The Historical Context of Breaking Up Tech Giants
The debate over breaking up giant technology companies has resurfaced in recent antitrust trials. The last significant instance was a quarter-century ago when Microsoft was found guilty of stifling competition in personal computer software. A Federal District Court initially ruled that Microsoft should be split into two separate entities: one for its Windows operating system and another for its Office productivity software and other applications.
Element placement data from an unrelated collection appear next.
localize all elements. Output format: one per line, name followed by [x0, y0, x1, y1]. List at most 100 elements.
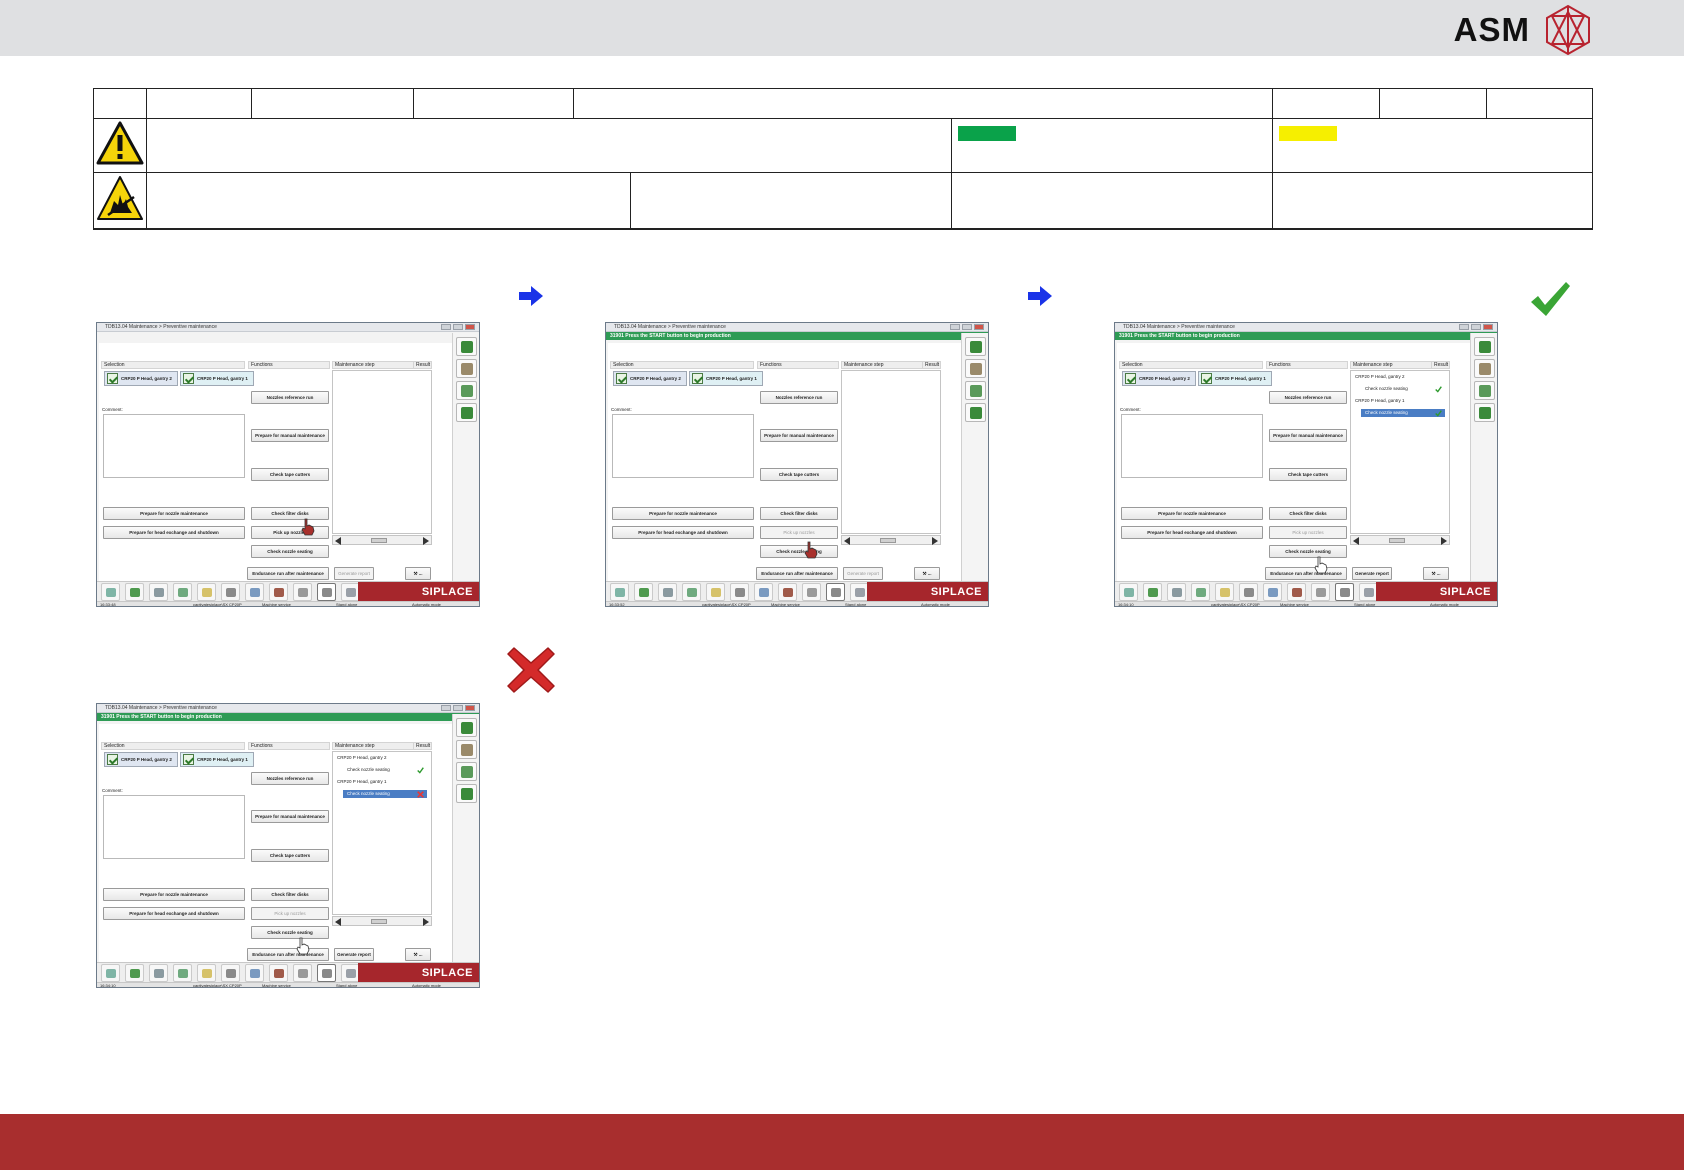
close-button[interactable]: [1483, 324, 1493, 330]
sensor-icon[interactable]: [754, 583, 773, 601]
scroll-right-icon[interactable]: [932, 537, 938, 545]
sidebar-button[interactable]: [456, 403, 477, 422]
tools-button[interactable]: ⚒ ...: [405, 567, 431, 580]
check-filter-disks-button[interactable]: Check filter disks: [251, 888, 329, 901]
sidebar-button[interactable]: [965, 403, 986, 422]
comment-field[interactable]: [103, 795, 245, 859]
maintenance-step-list[interactable]: CRP20 P Head, gantry 2 Check nozzle seati…: [332, 751, 432, 915]
scroll-thumb[interactable]: [371, 538, 387, 543]
step-list-item[interactable]: Check nozzle seating: [343, 766, 427, 774]
grid-icon[interactable]: [634, 583, 653, 601]
horizontal-scrollbar[interactable]: [1350, 535, 1450, 545]
comment-field[interactable]: [612, 414, 754, 478]
maintenance-step-list[interactable]: CRP20 P Head, gantry 2 Check nozzle seati…: [1350, 370, 1450, 534]
generate-report-button[interactable]: Generate report: [843, 567, 883, 580]
pen-icon[interactable]: [269, 964, 288, 982]
close-button[interactable]: [465, 705, 475, 711]
gantry-tab-1[interactable]: CRP20 P Head, gantry 1: [180, 371, 254, 386]
nozzle-icon[interactable]: [826, 583, 845, 601]
save-icon[interactable]: [173, 964, 192, 982]
prepare-head-exchange-button[interactable]: Prepare for head exchange and shutdown: [103, 907, 245, 920]
prepare-nozzle-maintenance-button[interactable]: Prepare for nozzle maintenance: [612, 507, 754, 520]
chart-icon[interactable]: [658, 583, 677, 601]
gantry-tab-2[interactable]: CRP20 P Head, gantry 2: [104, 371, 178, 386]
prepare-nozzle-maintenance-button[interactable]: Prepare for nozzle maintenance: [103, 888, 245, 901]
sidebar-button[interactable]: [456, 740, 477, 759]
prepare-head-exchange-button[interactable]: Prepare for head exchange and shutdown: [103, 526, 245, 539]
gantry-icon[interactable]: [221, 583, 240, 601]
horizontal-scrollbar[interactable]: [841, 535, 941, 545]
sensor-icon[interactable]: [1263, 583, 1282, 601]
machine-icon[interactable]: [1119, 583, 1138, 601]
book-icon[interactable]: [197, 964, 216, 982]
grid-icon[interactable]: [125, 964, 144, 982]
pick-up-nozzles-button[interactable]: Pick up nozzles: [251, 526, 329, 539]
tools-button[interactable]: ⚒ ...: [1423, 567, 1449, 580]
nozzles-reference-run-button[interactable]: Nozzles reference run: [1269, 391, 1347, 404]
sidebar-button[interactable]: [456, 337, 477, 356]
endurance-run-button[interactable]: Endurance run after maintenance: [247, 567, 329, 580]
generate-report-button[interactable]: Generate report: [334, 948, 374, 961]
pen-icon[interactable]: [269, 583, 288, 601]
machine-icon[interactable]: [610, 583, 629, 601]
check-filter-disks-button[interactable]: Check filter disks: [1269, 507, 1347, 520]
chart-icon[interactable]: [149, 964, 168, 982]
check-nozzle-seating-button[interactable]: Check nozzle seating: [760, 545, 838, 558]
sidebar-button[interactable]: [1474, 403, 1495, 422]
step-list-item[interactable]: CRP20 P Head, gantry 1: [333, 778, 429, 786]
gantry-icon[interactable]: [1239, 583, 1258, 601]
prepare-manual-maintenance-button[interactable]: Prepare for manual maintenance: [760, 429, 838, 442]
scroll-right-icon[interactable]: [1441, 537, 1447, 545]
gear-icon[interactable]: [1311, 583, 1330, 601]
check-tape-cutters-button[interactable]: Check tape cutters: [251, 468, 329, 481]
scroll-thumb[interactable]: [880, 538, 896, 543]
close-button[interactable]: [465, 324, 475, 330]
sidebar-button[interactable]: [1474, 359, 1495, 378]
sidebar-button[interactable]: [1474, 381, 1495, 400]
horizontal-scrollbar[interactable]: [332, 916, 432, 926]
tools-button[interactable]: ⚒ ...: [405, 948, 431, 961]
check-tape-cutters-button[interactable]: Check tape cutters: [251, 849, 329, 862]
minimize-button[interactable]: [1459, 324, 1469, 330]
minimize-button[interactable]: [950, 324, 960, 330]
gear-icon[interactable]: [802, 583, 821, 601]
nozzle-icon[interactable]: [317, 583, 336, 601]
scroll-left-icon[interactable]: [335, 537, 341, 545]
maintenance-step-list[interactable]: [332, 370, 432, 534]
scroll-left-icon[interactable]: [844, 537, 850, 545]
prepare-manual-maintenance-button[interactable]: Prepare for manual maintenance: [251, 429, 329, 442]
gantry-tab-2[interactable]: CRP20 P Head, gantry 2: [104, 752, 178, 767]
check-filter-disks-button[interactable]: Check filter disks: [251, 507, 329, 520]
comment-field[interactable]: [1121, 414, 1263, 478]
scroll-thumb[interactable]: [1389, 538, 1405, 543]
nozzle-icon[interactable]: [1335, 583, 1354, 601]
pick-up-nozzles-button[interactable]: Pick up nozzles: [760, 526, 838, 539]
tools-button[interactable]: ⚒ ...: [914, 567, 940, 580]
step-list-item[interactable]: Check nozzle seating: [1361, 385, 1445, 393]
gantry-icon[interactable]: [730, 583, 749, 601]
check-tape-cutters-button[interactable]: Check tape cutters: [1269, 468, 1347, 481]
comment-field[interactable]: [103, 414, 245, 478]
check-nozzle-seating-button[interactable]: Check nozzle seating: [1269, 545, 1347, 558]
check-filter-disks-button[interactable]: Check filter disks: [760, 507, 838, 520]
maximize-button[interactable]: [453, 705, 463, 711]
nozzles-reference-run-button[interactable]: Nozzles reference run: [760, 391, 838, 404]
save-icon[interactable]: [1191, 583, 1210, 601]
step-list-item[interactable]: CRP20 P Head, gantry 1: [1351, 397, 1447, 405]
sidebar-button[interactable]: [456, 381, 477, 400]
sidebar-button[interactable]: [456, 718, 477, 737]
gantry-tab-2[interactable]: CRP20 P Head, gantry 2: [1122, 371, 1196, 386]
endurance-run-button[interactable]: Endurance run after maintenance: [756, 567, 838, 580]
book-icon[interactable]: [197, 583, 216, 601]
prepare-nozzle-maintenance-button[interactable]: Prepare for nozzle maintenance: [103, 507, 245, 520]
scroll-right-icon[interactable]: [423, 918, 429, 926]
maximize-button[interactable]: [453, 324, 463, 330]
scroll-thumb[interactable]: [371, 919, 387, 924]
sidebar-button[interactable]: [965, 381, 986, 400]
book-icon[interactable]: [1215, 583, 1234, 601]
prepare-head-exchange-button[interactable]: Prepare for head exchange and shutdown: [612, 526, 754, 539]
check-tape-cutters-button[interactable]: Check tape cutters: [760, 468, 838, 481]
machine-icon[interactable]: [101, 964, 120, 982]
close-button[interactable]: [974, 324, 984, 330]
prepare-manual-maintenance-button[interactable]: Prepare for manual maintenance: [251, 810, 329, 823]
However, this decision was later overturned by an appeals court, which cautioned that breaking up a company is “a remedy that is imposed only with great caution, in part because its long-term efficacy is rarely certain.”
Recently, the issue has come to the forefront again in two separate Washington courtrooms. The Federal Trade Commission (FTC) has argued that Meta’s acquisition of Instagram and WhatsApp constituted an illegal monopoly in social media, seeking to force Meta to divest these platforms. Similarly, the Justice Department is pushing for Google to be broken up due to its monopoly in internet search.

“Divestiture can be an entirely acceptable remedy, depending on the severity of the harm,” noted William Kovacic, a law professor at George Washington University and former FTC chairman. “But it can be risky surgery.” The courts have long grappled with the appropriate response to anticompetitive behavior by dominant companies. As Justice Robert H. Jackson wrote in a 1947 Supreme Court ruling, if a court’s solution doesn’t foster competition, the government “will have won a lawsuit and lost a cause.”
The current trials highlight the ongoing challenge of addressing monopolistic practices in the tech industry. The outcomes of these cases could have significant implications for the structure and competition within the digital marketplace.